La settimana a seguire, quando “M” venne a trovarlo, era un giorno grigio e piovoso, quindi rimasero in casa, questo favorì la conversazione. Lei gli chiese come andavano gli studi e se avesse dei progetti per il suo futuro, sapeva che aveva una cotta per la ragazzina, poco più grande di lui che se n’era andata la settimana precedente, ma le erano evidenti anche il suo carattere risoluto e la sua inclinazione a proteggere i più deboli.

 

«Perchè “M”?» le chiese lui a bruciapelo trafiggendola con lo sguardo.

«Co...come? Rispose lei confusa sbattendo le ciglia.

«Perchè mi hai insegnato a chiamarti “M”? sta forse per “Mamma”? Tu sei mia madre?”

A quella domanda così diretta Mikasa si sentì mancare, anche se mantenne la sua naturale compostezza rendendo il suo sguardo uno specchio impenetrabile agli occhi scrutatori del ragazzino.
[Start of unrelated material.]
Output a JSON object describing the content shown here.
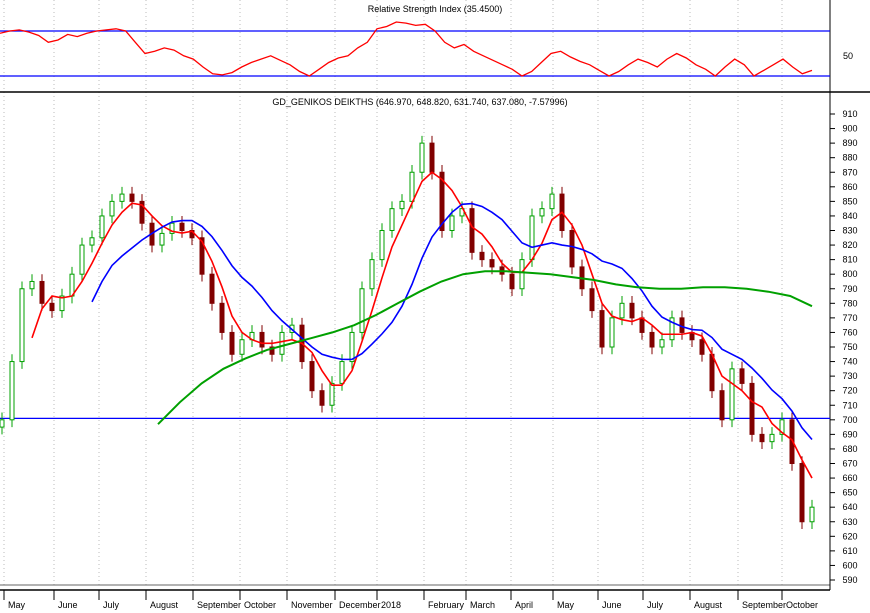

Per un istante (dal momento che lo aveva praticamente capito da solo) pensò di rispondere in modo affermativo rivelando al bambino tutta la verità. Sentiva il suo sangue, quello degli Ackerman pulsarle nelle tempie mentre con la mano si accarezzava il polso fasciato e valutò per un istante la possibilità di sbendarlo e mostrare il marchio degli Azumabito a suo figlio, ma poi difronte a quegli occhi verdi che le parlavano solo di libertà, decise altrimenti.

«Mikasa» rispose in un soffio.

«Che?»

«”M” sta per “Mikasa”, il mio nome».